Я хочу, чтобы у меня был человек, с которым можно, к примеру, полтора часа рассматривать оригинал Ван Гога. Плечом к плечу, молча, осознавая присутствие друг друга на том уровне, который уже глубже осознания.
К которому можно, условно выбив дверь, ворваться с каким-то стихотворением, которое именно в три часа ночи нашлось среди горы непримечательного, неувлёкшего мусора. И не получить по роже.
Человек, ради улыбки которого я снова захочу нарисовать углём, маслом, изографом, захочу победить свой священный ужас перед акварелью.
Человек, ради разговора с которым я три дня буду читать собрание сочинений Борхеса с сомнительными перерывами на сон, с которым можно разругаться до всклокоченных волос из-за интерпретации цитаты из двух строчек. И немедленно выпить чаю, посчитав, что разговор закончен или отложен до появления новых аргументов.
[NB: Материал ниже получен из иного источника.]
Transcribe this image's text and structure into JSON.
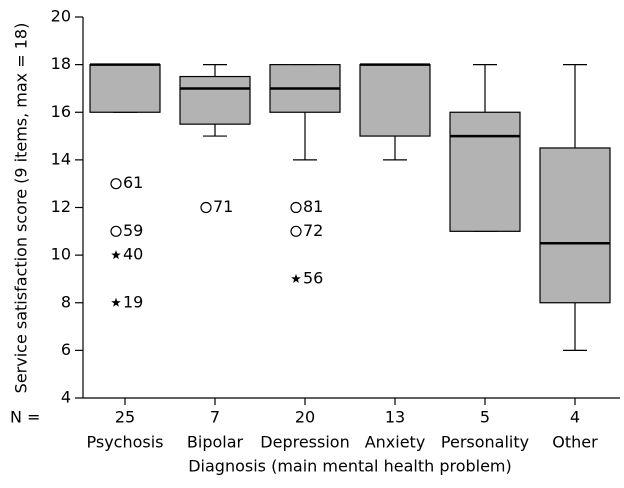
{
  "chart_data": {
    "type": "box",
    "y_label": "Service satisfaction score (9 items, max = 18)",
    "x_label": "Diagnosis (main mental health problem)",
    "n_label": "N =",
    "categories": [
      "Psychosis",
      "Bipolar",
      "Depression",
      "Anxiety",
      "Personality",
      "Other"
    ],
    "n": [
      25,
      7,
      20,
      13,
      5,
      4
    ],
    "boxes": [
      {
        "min": 16,
        "q1": 16,
        "median": 18,
        "q3": 18,
        "max": 18,
        "outliers": [
          {
            "value": 13,
            "id": 61,
            "marker": "circle"
          },
          {
            "value": 11,
            "id": 59,
            "marker": "circle"
          },
          {
            "value": 10,
            "id": 40,
            "marker": "star"
          },
          {
            "value": 8,
            "id": 19,
            "marker": "star"
          }
        ]
      },
      {
        "min": 15,
        "q1": 15.5,
        "median": 17,
        "q3": 17.5,
        "max": 18,
        "outliers": [
          {
            "value": 12,
            "id": 71,
            "marker": "circle"
          }
        ]
      },
      {
        "min": 14,
        "q1": 16,
        "median": 17,
        "q3": 18,
        "max": 18,
        "outliers": [
          {
            "value": 12,
            "id": 81,
            "marker": "circle"
          },
          {
            "value": 11,
            "id": 72,
            "marker": "circle"
          },
          {
            "value": 9,
            "id": 56,
            "marker": "star"
          }
        ]
      },
      {
        "min": 14,
        "q1": 15,
        "median": 18,
        "q3": 18,
        "max": 18,
        "outliers": []
      },
      {
        "min": 11,
        "q1": 11,
        "median": 15,
        "q3": 16,
        "max": 18,
        "outliers": []
      },
      {
        "min": 6,
        "q1": 8,
        "median": 10.5,
        "q3": 14.5,
        "max": 18,
        "outliers": []
      }
    ],
    "color": "#b3b3b3",
    "ylim": [
      4,
      20
    ],
    "yticks": [
      4,
      6,
      8,
      10,
      12,
      14,
      16,
      18,
      20
    ],
    "grid": false
  }
}
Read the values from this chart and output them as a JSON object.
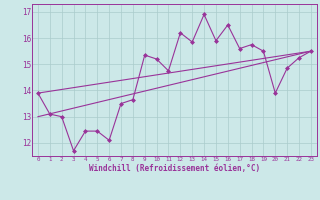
{
  "xlabel": "Windchill (Refroidissement éolien,°C)",
  "background_color": "#cce8e8",
  "grid_color": "#aacccc",
  "line_color": "#993399",
  "xlim": [
    -0.5,
    23.5
  ],
  "ylim": [
    11.5,
    17.3
  ],
  "yticks": [
    12,
    13,
    14,
    15,
    16,
    17
  ],
  "xticks": [
    0,
    1,
    2,
    3,
    4,
    5,
    6,
    7,
    8,
    9,
    10,
    11,
    12,
    13,
    14,
    15,
    16,
    17,
    18,
    19,
    20,
    21,
    22,
    23
  ],
  "line1_x": [
    0,
    1,
    2,
    3,
    4,
    5,
    6,
    7,
    8,
    9,
    10,
    11,
    12,
    13,
    14,
    15,
    16,
    17,
    18,
    19,
    20,
    21,
    22,
    23
  ],
  "line1_y": [
    13.9,
    13.1,
    13.0,
    11.7,
    12.45,
    12.45,
    12.1,
    13.5,
    13.65,
    15.35,
    15.2,
    14.75,
    16.2,
    15.85,
    16.9,
    15.9,
    16.5,
    15.6,
    15.75,
    15.5,
    13.9,
    14.85,
    15.25,
    15.5
  ],
  "line2_x": [
    0,
    23
  ],
  "line2_y": [
    13.0,
    15.5
  ],
  "line3_x": [
    0,
    23
  ],
  "line3_y": [
    13.9,
    15.5
  ]
}
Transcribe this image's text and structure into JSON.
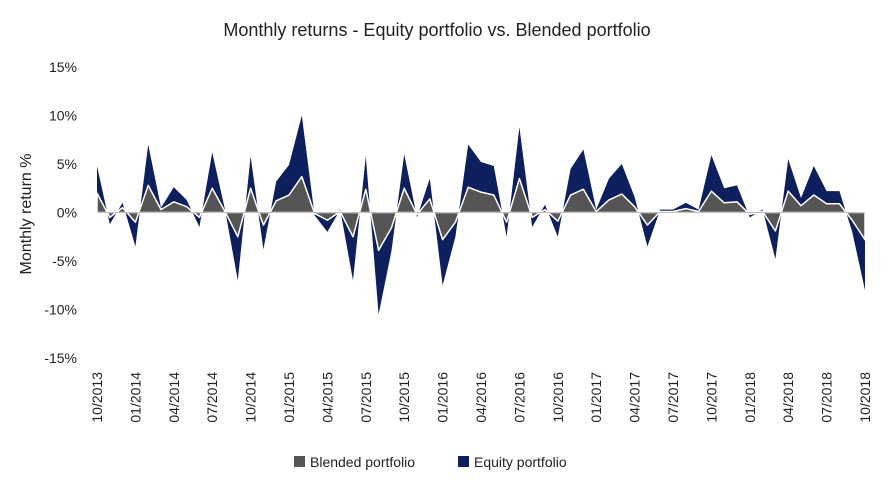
{
  "chart_data": {
    "type": "area",
    "title": "Monthly returns - Equity portfolio vs. Blended portfolio",
    "xlabel": "",
    "ylabel": "Monthly return %",
    "ylim": [
      -15,
      15
    ],
    "y_ticks": [
      15,
      10,
      5,
      0,
      -5,
      -10,
      -15
    ],
    "y_tick_labels": [
      "15%",
      "10%",
      "5%",
      "0%",
      "-5%",
      "-10%",
      "-15%"
    ],
    "x_tick_labels": [
      "10/2013",
      "01/2014",
      "04/2014",
      "07/2014",
      "10/2014",
      "01/2015",
      "04/2015",
      "07/2015",
      "10/2015",
      "01/2016",
      "04/2016",
      "07/2016",
      "10/2016",
      "01/2017",
      "04/2017",
      "07/2017",
      "10/2017",
      "01/2018",
      "04/2018",
      "07/2018",
      "10/2018"
    ],
    "grid": false,
    "legend_position": "bottom",
    "x": [
      "10/2013",
      "11/2013",
      "12/2013",
      "01/2014",
      "02/2014",
      "03/2014",
      "04/2014",
      "05/2014",
      "06/2014",
      "07/2014",
      "08/2014",
      "09/2014",
      "10/2014",
      "11/2014",
      "12/2014",
      "01/2015",
      "02/2015",
      "03/2015",
      "04/2015",
      "05/2015",
      "06/2015",
      "07/2015",
      "08/2015",
      "09/2015",
      "10/2015",
      "11/2015",
      "12/2015",
      "01/2016",
      "02/2016",
      "03/2016",
      "04/2016",
      "05/2016",
      "06/2016",
      "07/2016",
      "08/2016",
      "09/2016",
      "10/2016",
      "11/2016",
      "12/2016",
      "01/2017",
      "02/2017",
      "03/2017",
      "04/2017",
      "05/2017",
      "06/2017",
      "07/2017",
      "08/2017",
      "09/2017",
      "10/2017",
      "11/2017",
      "12/2017",
      "01/2018",
      "02/2018",
      "03/2018",
      "04/2018",
      "05/2018",
      "06/2018",
      "07/2018",
      "08/2018",
      "09/2018",
      "10/2018"
    ],
    "series": [
      {
        "name": "Equity portfolio",
        "color": "#0d1f5c",
        "values": [
          4.8,
          -1.2,
          1.0,
          -3.5,
          7.0,
          0.5,
          2.6,
          1.3,
          -1.5,
          6.2,
          0.3,
          -7.0,
          5.8,
          -3.8,
          3.2,
          4.9,
          10.0,
          -0.3,
          -2.0,
          0.3,
          -7.0,
          5.8,
          -10.5,
          -4.0,
          6.0,
          -0.5,
          3.5,
          -7.5,
          -2.5,
          7.0,
          5.2,
          4.8,
          -2.5,
          8.8,
          -1.5,
          0.8,
          -2.5,
          4.5,
          6.5,
          0.3,
          3.5,
          5.0,
          1.6,
          -3.5,
          0.3,
          0.3,
          1.0,
          0.3,
          5.9,
          2.5,
          2.8,
          -0.5,
          0.3,
          -4.8,
          5.5,
          1.5,
          4.8,
          2.2,
          2.2,
          -2.0,
          -8.0
        ]
      },
      {
        "name": "Blended portfolio",
        "color": "#555555",
        "values": [
          2.0,
          -0.5,
          0.5,
          -1.0,
          2.8,
          0.3,
          1.1,
          0.6,
          -0.5,
          2.5,
          0.1,
          -2.5,
          2.5,
          -1.3,
          1.2,
          1.8,
          3.7,
          -0.1,
          -0.8,
          0.1,
          -2.5,
          2.4,
          -3.9,
          -1.6,
          2.5,
          -0.2,
          1.4,
          -2.8,
          -1.0,
          2.6,
          2.1,
          1.8,
          -1.0,
          3.5,
          -0.5,
          0.3,
          -0.9,
          1.8,
          2.4,
          0.1,
          1.3,
          1.9,
          0.6,
          -1.3,
          0.1,
          0.1,
          0.4,
          0.1,
          2.2,
          1.0,
          1.1,
          -0.2,
          0.1,
          -1.9,
          2.2,
          0.7,
          1.8,
          0.9,
          0.9,
          -0.8,
          -2.8
        ]
      }
    ]
  }
}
Человек, с которым можно в облаке шелков, духов и кашемиров пойти в оперу, с прямой спиной, с идеальной осанкой, с пробуждающей желание врезать манерой цедить слова, презирать или непременно обожать всё вокруг. Чтобы на следующее утро одеться как вор из Франции XX века, поехать на стрельбище и молчать весь день, перезаряжая, перезаряжая, перезаряжая, не думая ни о чем.
И это не о том, что я не могу всё это делать для себя, самостоятельно. Это о том, что я не хочу, о том, что есть вещи, которые как упавшее дерево в лесу, до которого не добрался человек, не страдающий глухотой.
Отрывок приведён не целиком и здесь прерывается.